Israeli airstrikes in parts of the country that aren’t Hezbollah strongholds could also be an attempt by Israel to prompt other Lebanese reasons to shun Hezbollah, and potentially Shias more broadly, said Heiko Wimmen, a Lebanon expert with the International Crisis Group. He said the message from Israel appears to be, “If you stay with these guys, you die with these guys. So distance yourself."
The Israeli military declined to respond to a request for comment on its strategy.
The continuing strikes, including in areas that had taken in displaced people from the south, are adding to the unease.
Last week, an Israeli airstrike on Ain Yaaqoub, a Sunni Muslim village 100 miles north of the Israeli border, killed at least 14 displaced people, according to the Lebanese Red Cross. The municipality said the dead included women, children and four Syrians. The Israeli military said the strike targeted “terrorist infrastructure," but declined to elaborate.
One afternoon last month, a man the Israelis suspected of being a Hezbollah member pulled up outside a house in Aitou, a Christian village in northern Lebanon, where several displaced families who had fled the fighting elsewhere in the country were having lunch in the garden.
About 15 minutes later, the Israeli military launched a strike on the building that killed 24 people, including 12 women and two children. Weeks after the strike, the site was still littered with children’s clothes and drawings, schoolbooks and a burned pair of roller blades. A broken toy drum balanced on pieces of concrete.
“I don’t think anyone who owns a house here would welcome more displaced people," said Sarkis Alwan, whose brother owns the property.
It is unclear what the man’s business was in Aitou. Some residents questioned why Israel targeted the man after he had sat down with civilians, rather than hit him on the road, and interpreted the airstrike as a warning not to host Shias.
“They want the Christians to reject the Shias," said Father Bernard Ibrahim, the town’s priest. “But this is not going to happen," he said. “We are all people of one country."
The Israeli military said the strike targeted Hezbollah. It said the claim that civilians were killed was under review.
Meanwhile some Lebanese are working to prevent any tension from spilling over into sectarian strife.
When Israel escalated its attacks on southern Lebanon in September, Yara Bou Monsef, a 28-year-old social-media content creator, used her 1.6 million followers on Instagram to fundraise $120,000 for displaced Lebanese—in collaboration with a fellow influencer—to buy water, clothes, heaters and other necessities.
“We have a platform, so we have a responsibility," she said. “There are a lot of things that unite us as Lebanese. Why look for things that separate us?"
One of the displaced, Ali Abou Taam, a 54-year-old floor fitter from a Shia family, fled his village in the eastern Bekaa Valley last year, and said the residents of Araya, outside of Beirut, treated his family well, but that he understood their concerns.
“They have the right to be scared," he said. “Everyone wants to protect their family."
Assistance to the displaced often comes down to the will of individual community leaders.

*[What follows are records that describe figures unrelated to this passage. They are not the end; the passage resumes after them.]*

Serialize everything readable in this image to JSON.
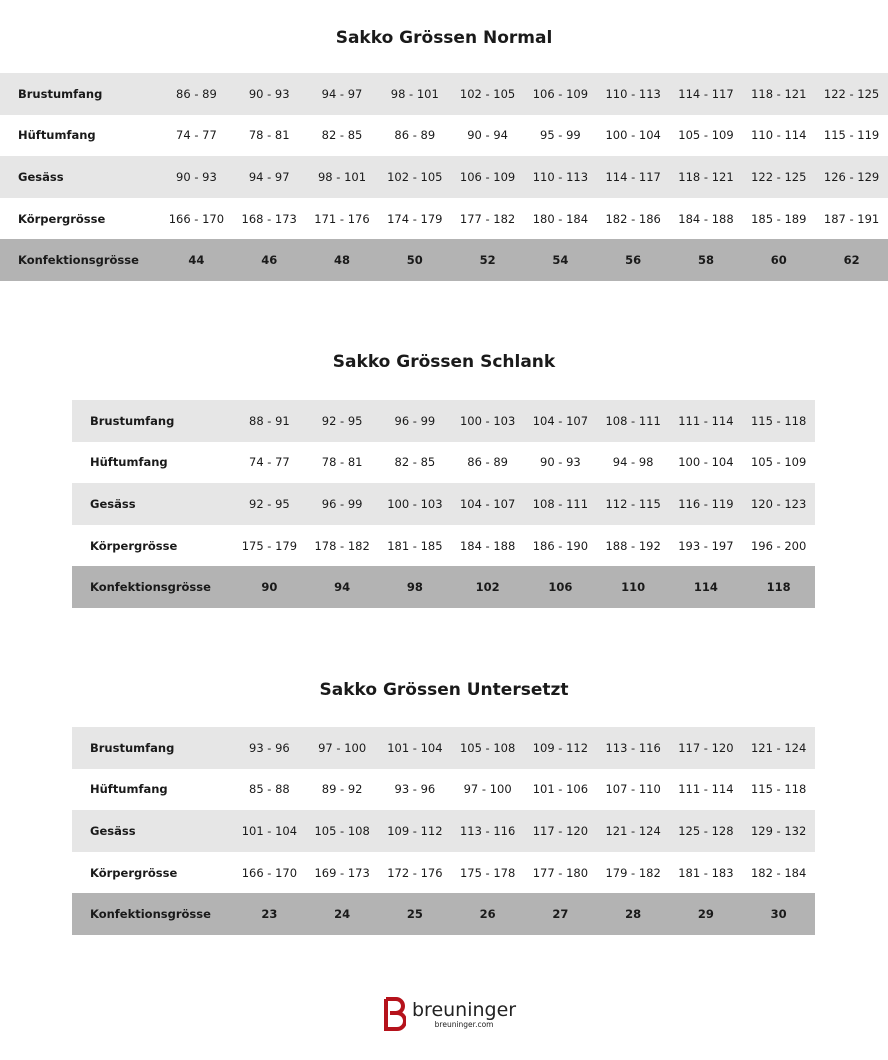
{
  "tables": [
    {
      "title": "Sakko Grössen Normal",
      "rows": [
        {
          "label": "Brustumfang",
          "values": [
            "86 - 89",
            "90 - 93",
            "94 - 97",
            "98 - 101",
            "102 - 105",
            "106 - 109",
            "110 - 113",
            "114 - 117",
            "118 - 121",
            "122 - 125"
          ]
        },
        {
          "label": "Hüftumfang",
          "values": [
            "74 - 77",
            "78 - 81",
            "82 - 85",
            "86 - 89",
            "90 - 94",
            "95 - 99",
            "100 - 104",
            "105 - 109",
            "110 - 114",
            "115 - 119"
          ]
        },
        {
          "label": "Gesäss",
          "values": [
            "90 - 93",
            "94 - 97",
            "98 - 101",
            "102 - 105",
            "106 - 109",
            "110 - 113",
            "114 - 117",
            "118 - 121",
            "122 - 125",
            "126 - 129"
          ]
        },
        {
          "label": "Körpergrösse",
          "values": [
            "166 - 170",
            "168 - 173",
            "171 - 176",
            "174 - 179",
            "177 - 182",
            "180 - 184",
            "182 - 186",
            "184 - 188",
            "185 - 189",
            "187 - 191"
          ]
        },
        {
          "label": "Konfektionsgrösse",
          "values": [
            "44",
            "46",
            "48",
            "50",
            "52",
            "54",
            "56",
            "58",
            "60",
            "62"
          ]
        }
      ]
    },
    {
      "title": "Sakko Grössen Schlank",
      "rows": [
        {
          "label": "Brustumfang",
          "values": [
            "88 - 91",
            "92 - 95",
            "96 - 99",
            "100 - 103",
            "104 - 107",
            "108 - 111",
            "111 - 114",
            "115 - 118"
          ]
        },
        {
          "label": "Hüftumfang",
          "values": [
            "74 - 77",
            "78 - 81",
            "82 - 85",
            "86 - 89",
            "90 - 93",
            "94 - 98",
            "100 - 104",
            "105 - 109"
          ]
        },
        {
          "label": "Gesäss",
          "values": [
            "92 - 95",
            "96 - 99",
            "100 - 103",
            "104 - 107",
            "108 - 111",
            "112 - 115",
            "116 - 119",
            "120 - 123"
          ]
        },
        {
          "label": "Körpergrösse",
          "values": [
            "175 - 179",
            "178 - 182",
            "181 - 185",
            "184 - 188",
            "186 - 190",
            "188 - 192",
            "193 - 197",
            "196 - 200"
          ]
        },
        {
          "label": "Konfektionsgrösse",
          "values": [
            "90",
            "94",
            "98",
            "102",
            "106",
            "110",
            "114",
            "118"
          ]
        }
      ]
    },
    {
      "title": "Sakko Grössen Untersetzt",
      "rows": [
        {
          "label": "Brustumfang",
          "values": [
            "93 - 96",
            "97 - 100",
            "101 - 104",
            "105 - 108",
            "109 - 112",
            "113 - 116",
            "117 - 120",
            "121 - 124"
          ]
        },
        {
          "label": "Hüftumfang",
          "values": [
            "85 - 88",
            "89 - 92",
            "93 - 96",
            "97 - 100",
            "101 - 106",
            "107 - 110",
            "111 - 114",
            "115 - 118"
          ]
        },
        {
          "label": "Gesäss",
          "values": [
            "101 - 104",
            "105 - 108",
            "109 - 112",
            "113 - 116",
            "117 - 120",
            "121 - 124",
            "125 - 128",
            "129 - 132"
          ]
        },
        {
          "label": "Körpergrösse",
          "values": [
            "166 - 170",
            "169 - 173",
            "172 - 176",
            "175 - 178",
            "177 - 180",
            "179 - 182",
            "181 - 183",
            "182 - 184"
          ]
        },
        {
          "label": "Konfektionsgrösse",
          "values": [
            "23",
            "24",
            "25",
            "26",
            "27",
            "28",
            "29",
            "30"
          ]
        }
      ]
    }
  ],
  "logo": {
    "brand": "breuninger",
    "url": "breuninger.com",
    "color": "#b5121b"
  },
  "colors": {
    "row_gray": "#e6e6e6",
    "row_total": "#b3b3b3"
  }
}
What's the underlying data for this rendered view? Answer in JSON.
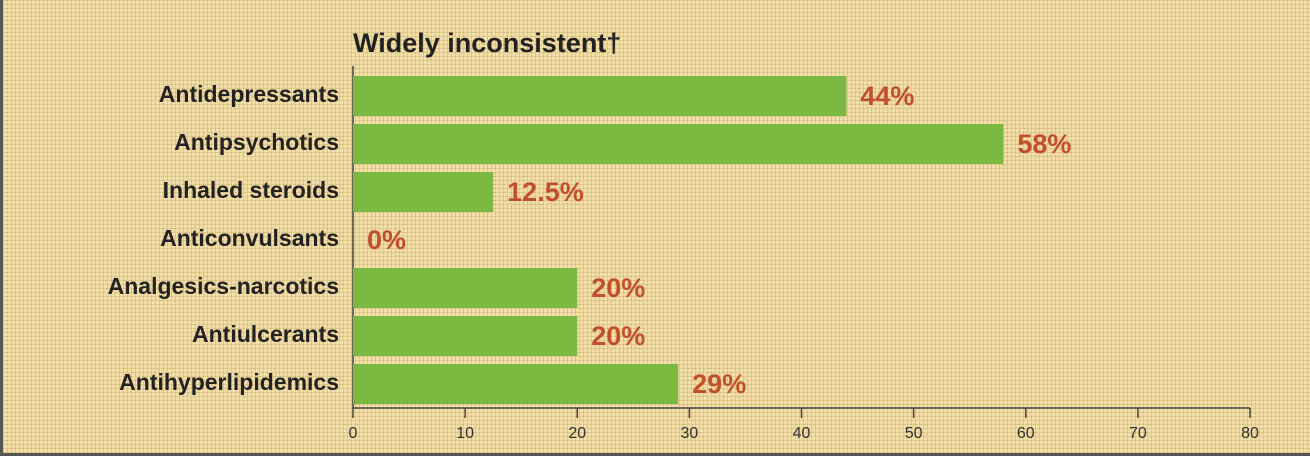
{
  "chart_data": {
    "type": "bar",
    "orientation": "horizontal",
    "title": "Widely inconsistent†",
    "categories": [
      "Antidepressants",
      "Antipsychotics",
      "Inhaled steroids",
      "Anticonvulsants",
      "Analgesics-narcotics",
      "Antiulcerants",
      "Antihyperlipidemics"
    ],
    "values": [
      44,
      58,
      12.5,
      0,
      20,
      20,
      29
    ],
    "value_labels": [
      "44%",
      "58%",
      "12.5%",
      "0%",
      "20%",
      "20%",
      "29%"
    ],
    "color": "#7ab842",
    "xlim": [
      0,
      80
    ],
    "xticks": [
      0,
      10,
      20,
      30,
      40,
      50,
      60,
      70,
      80
    ],
    "grid": false
  }
}
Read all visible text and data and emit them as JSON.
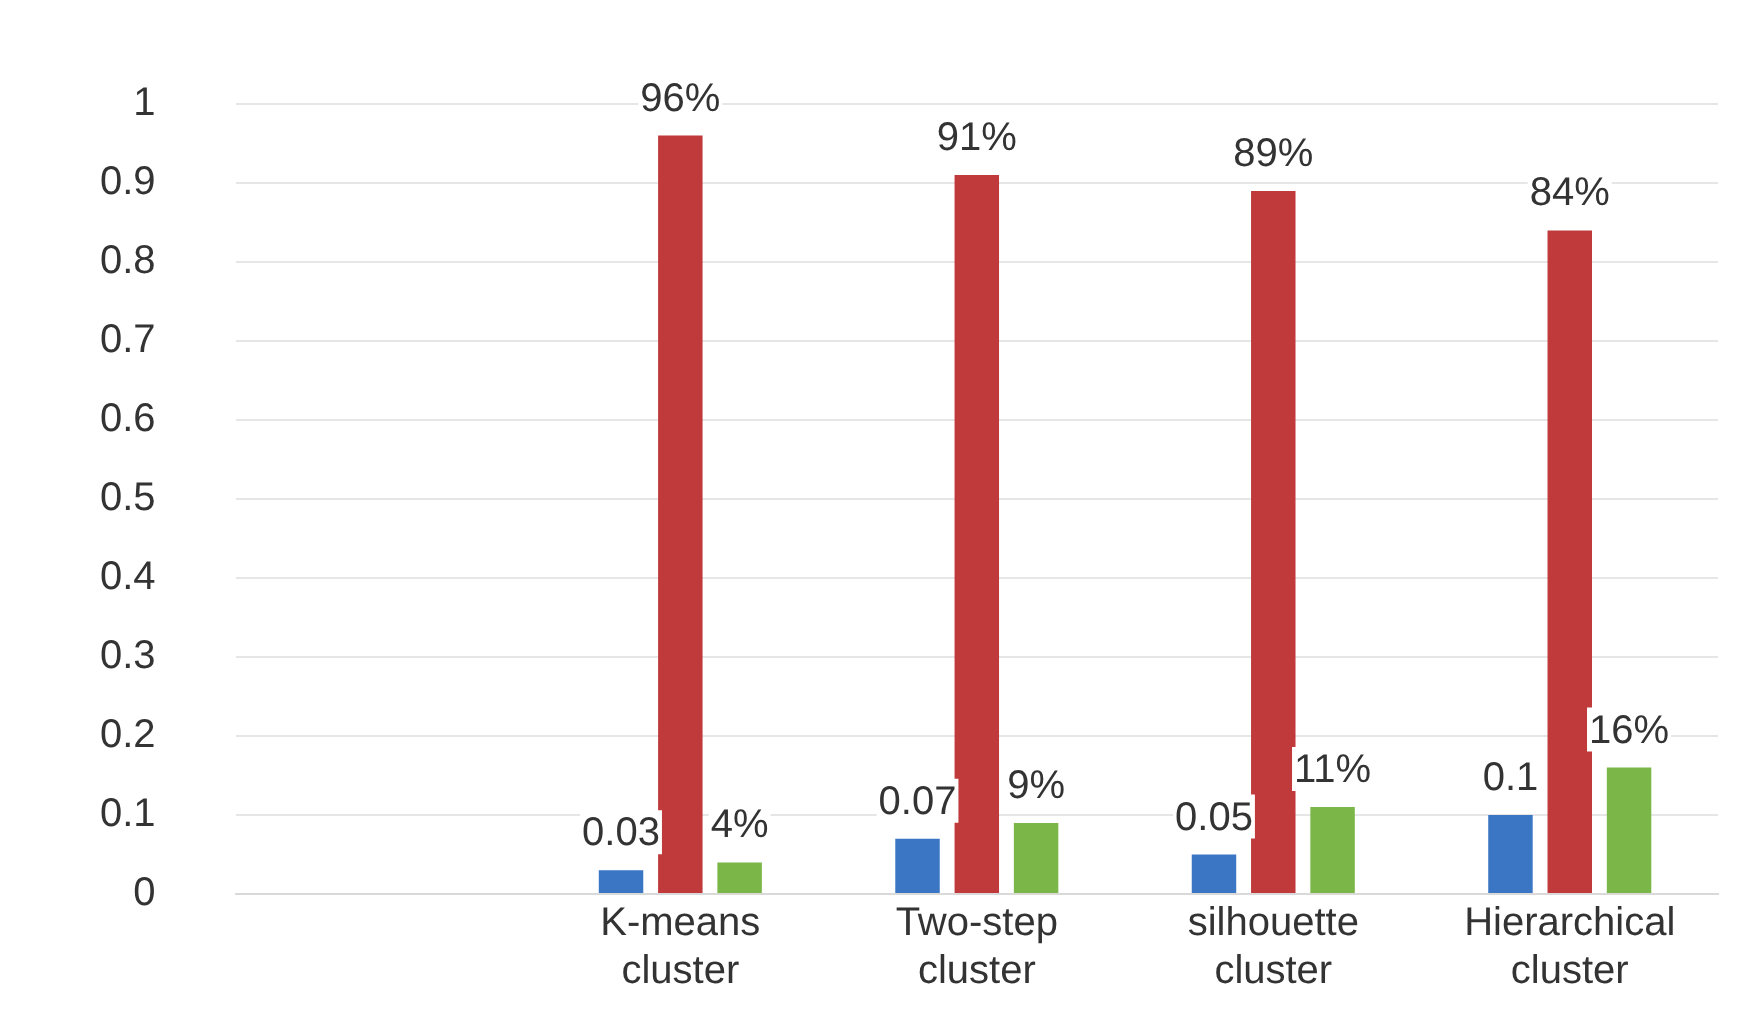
{
  "chart_data": {
    "type": "bar",
    "categories": [
      null,
      "K-means cluster",
      "Two-step cluster",
      "silhouette cluster",
      "Hierarchical cluster"
    ],
    "series": [
      {
        "color": "#3a76c4",
        "values": [
          null,
          0.03,
          0.07,
          0.05,
          0.1
        ],
        "value_labels": [
          null,
          "0.03",
          "0.07",
          "0.05",
          "0.1"
        ]
      },
      {
        "color": "#c0393b",
        "values": [
          null,
          0.96,
          0.91,
          0.89,
          0.84
        ],
        "value_labels": [
          null,
          "96%",
          "91%",
          "89%",
          "84%"
        ]
      },
      {
        "color": "#7ab648",
        "values": [
          null,
          0.04,
          0.09,
          0.11,
          0.16
        ],
        "value_labels": [
          null,
          "4%",
          "9%",
          "11%",
          "16%"
        ]
      }
    ],
    "ylim": [
      0,
      1
    ],
    "yticks": [
      0,
      0.1,
      0.2,
      0.3,
      0.4,
      0.5,
      0.6,
      0.7,
      0.8,
      0.9,
      1
    ],
    "grid": "y",
    "legend": false
  }
}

Kahaleh, a Christian village near Beirut, has refused to host displaced Shias after the nearby highway was hit five times by Israeli airstrikes. On the opposite side of the highway, in Araya, the mayor, Pierre Bejjadin, insists on hosting 400 displaced people—among a population of 3,500.
“Residents are scared. A majority of them don’t want Shias here," he said.
In September, Verena El Amil, a 28-year-old lawyer, helped clear out tables and desks from classrooms at the school in the mountain town of Broummana where her mother is a principal, before inviting hundreds of displaced people to stay there.
She hoped to bridge religious divides.
“We can see it as a chance for us to rebuild our country, to make our first and most important identity the national identity, and not the sectarian one," she said.